Epstein estime que Wash avait déjà émis des signaux similaires de durcissement avant plusieurs réunions du FOMC, mais que les actions politiques n'ont finalement pas suivi.

Il craint donc que le marché ne connaisse à nouveau une situation où les propos hawkish déclenchent une réaction, suivie par la constatation qu'aucun changement de politique réel n'a eu lieu.

Jamie Cox, associé gérant de Harris Financial Group, résume ce style comme suit :

Wash has said a lot, but also nothing at all.

Il estime que Wash tente de suivre une voie médiane, visant à renforcer à nouveau sa crédibilité anti-inflationniste tout en refusant de lier les politiques futures par des indications prospectives.

C’est précisément à cet endroit que la métaphore « donner une boussole, mais pas de GPS » s’applique le mieux : Wash est prêt à indiquer au marché quels types de données inciteraient la Réserve fédérale à agir, mais il ne révèle pas au marché quelle réunion précise sera concernée.

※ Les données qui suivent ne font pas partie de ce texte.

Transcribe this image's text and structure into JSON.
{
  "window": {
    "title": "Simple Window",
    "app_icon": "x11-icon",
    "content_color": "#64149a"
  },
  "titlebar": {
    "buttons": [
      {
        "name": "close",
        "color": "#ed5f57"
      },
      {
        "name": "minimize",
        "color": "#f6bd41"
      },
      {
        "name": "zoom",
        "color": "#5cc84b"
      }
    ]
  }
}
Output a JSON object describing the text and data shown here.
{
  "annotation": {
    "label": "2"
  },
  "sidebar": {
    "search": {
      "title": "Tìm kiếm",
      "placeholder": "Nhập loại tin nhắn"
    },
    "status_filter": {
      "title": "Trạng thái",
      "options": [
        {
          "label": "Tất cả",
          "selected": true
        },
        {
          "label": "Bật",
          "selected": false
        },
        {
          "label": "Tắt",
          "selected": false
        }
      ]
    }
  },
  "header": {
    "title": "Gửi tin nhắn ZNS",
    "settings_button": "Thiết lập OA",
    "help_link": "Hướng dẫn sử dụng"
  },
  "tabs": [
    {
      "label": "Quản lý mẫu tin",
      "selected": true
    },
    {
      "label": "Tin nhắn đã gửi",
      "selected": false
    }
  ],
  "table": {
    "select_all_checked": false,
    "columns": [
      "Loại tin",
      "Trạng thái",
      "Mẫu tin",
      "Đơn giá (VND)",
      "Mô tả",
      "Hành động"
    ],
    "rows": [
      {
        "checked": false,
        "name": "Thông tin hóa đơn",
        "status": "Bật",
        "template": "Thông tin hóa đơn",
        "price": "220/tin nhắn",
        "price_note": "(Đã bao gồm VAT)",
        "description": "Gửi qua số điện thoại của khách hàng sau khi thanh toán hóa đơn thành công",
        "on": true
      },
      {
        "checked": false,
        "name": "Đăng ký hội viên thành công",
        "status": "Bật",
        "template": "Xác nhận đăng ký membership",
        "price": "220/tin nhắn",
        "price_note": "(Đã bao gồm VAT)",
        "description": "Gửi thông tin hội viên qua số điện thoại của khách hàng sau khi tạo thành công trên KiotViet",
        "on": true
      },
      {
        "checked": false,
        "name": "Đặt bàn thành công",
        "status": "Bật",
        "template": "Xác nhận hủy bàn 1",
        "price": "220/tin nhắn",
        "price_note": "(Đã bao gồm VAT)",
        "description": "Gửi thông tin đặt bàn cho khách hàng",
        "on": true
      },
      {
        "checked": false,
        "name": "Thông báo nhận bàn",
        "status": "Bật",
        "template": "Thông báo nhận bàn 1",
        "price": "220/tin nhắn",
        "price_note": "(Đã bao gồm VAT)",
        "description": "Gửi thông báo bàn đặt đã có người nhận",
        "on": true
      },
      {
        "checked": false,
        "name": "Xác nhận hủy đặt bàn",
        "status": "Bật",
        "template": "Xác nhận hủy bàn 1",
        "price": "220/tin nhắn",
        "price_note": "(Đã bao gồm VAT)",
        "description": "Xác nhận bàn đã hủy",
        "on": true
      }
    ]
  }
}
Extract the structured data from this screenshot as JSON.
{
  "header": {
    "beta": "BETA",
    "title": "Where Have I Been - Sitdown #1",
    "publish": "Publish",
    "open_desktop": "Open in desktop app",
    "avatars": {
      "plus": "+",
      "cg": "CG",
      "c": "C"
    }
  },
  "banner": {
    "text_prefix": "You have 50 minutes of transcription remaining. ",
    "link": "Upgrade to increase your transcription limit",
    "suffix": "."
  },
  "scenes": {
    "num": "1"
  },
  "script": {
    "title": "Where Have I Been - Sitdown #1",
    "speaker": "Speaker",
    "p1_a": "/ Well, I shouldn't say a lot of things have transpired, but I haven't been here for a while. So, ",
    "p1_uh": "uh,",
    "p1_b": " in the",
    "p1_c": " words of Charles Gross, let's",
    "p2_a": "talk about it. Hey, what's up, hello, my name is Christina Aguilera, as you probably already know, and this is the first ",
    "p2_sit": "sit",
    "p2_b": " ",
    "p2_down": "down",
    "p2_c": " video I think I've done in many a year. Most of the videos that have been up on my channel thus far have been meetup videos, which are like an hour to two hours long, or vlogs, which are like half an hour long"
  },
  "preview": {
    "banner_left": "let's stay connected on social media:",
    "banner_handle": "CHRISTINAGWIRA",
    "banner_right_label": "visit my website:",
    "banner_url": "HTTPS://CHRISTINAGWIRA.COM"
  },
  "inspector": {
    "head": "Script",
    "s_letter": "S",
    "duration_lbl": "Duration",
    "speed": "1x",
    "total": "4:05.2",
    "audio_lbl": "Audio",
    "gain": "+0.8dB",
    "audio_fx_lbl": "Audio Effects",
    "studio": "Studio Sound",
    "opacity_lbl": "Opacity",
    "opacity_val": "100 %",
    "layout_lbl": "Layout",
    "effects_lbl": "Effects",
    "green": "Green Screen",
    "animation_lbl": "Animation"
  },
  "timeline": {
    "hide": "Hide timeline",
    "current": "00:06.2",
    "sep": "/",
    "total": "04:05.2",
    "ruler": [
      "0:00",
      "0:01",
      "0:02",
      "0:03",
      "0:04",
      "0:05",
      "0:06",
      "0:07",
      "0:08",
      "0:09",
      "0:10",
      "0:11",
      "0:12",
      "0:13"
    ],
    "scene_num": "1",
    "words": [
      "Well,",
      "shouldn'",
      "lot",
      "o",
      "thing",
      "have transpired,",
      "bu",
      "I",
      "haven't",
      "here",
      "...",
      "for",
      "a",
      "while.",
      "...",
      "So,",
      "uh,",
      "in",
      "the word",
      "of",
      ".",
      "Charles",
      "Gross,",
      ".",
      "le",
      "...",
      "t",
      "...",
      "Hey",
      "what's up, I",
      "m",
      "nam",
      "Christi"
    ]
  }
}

Le vrai risque de « ne pas relever les taux en septembre » : ce n’est pas la politique elle-même, mais sa crédibilité

Selon les avis d'experts des institutions de Wall Street, ce qui mérite le plus d'attention dans le discours de Walsh n'est pas qu'il ait promis une hausse des taux en septembre, mais qu'il a rétabli une logique politique plus hawkish :

Si l'emploi reste solide, l'économie conserve sa résilience et l'inflation de base ne revient pas suffisamment rapidement à 2 %, les conditions financières actuelles ne sont peut-être pas restrictives, et la Réserve fédérale ne peut exclure une nouvelle hausse des taux d'intérêt.

C'est aussi pourquoi Amis pense que ne pas augmenter les taux en septembre pourrait nuire à la crédibilité de la Réserve fédérale.

Mais d'un autre côté, les points de vue de Cardillo, Epstein et d'autres rappellent au marché qu'une communication hawkish ne correspond pas à une décision politique.

Wash maintient toujours le principe de « ne pas fournir de指引 prospectif », sans promettre explicitement un relèvement des taux en septembre ni de définir une fonction de réaction politique mécanique.

Ainsi, le consensus le plus précis formé actuellement à Wall Street est peut-être :

Wash a déjà effectué une correction hawkish de la communication de juillet via son discours à Jackson Hole ; la probabilité d'un relèvement des taux en septembre a nettement augmenté, mais la décision finale dépendra des prochaines données sur l'emploi et l'inflation.

Pour Walsh, le véritable test politique est passé de la question « le marché comprend-il vraiment ses propos » à une question plus directe : s'il est prêt à transformer cette诊断 hawkish en un relèvement des taux en septembre, si les données ne montrent pas d'amélioration significative.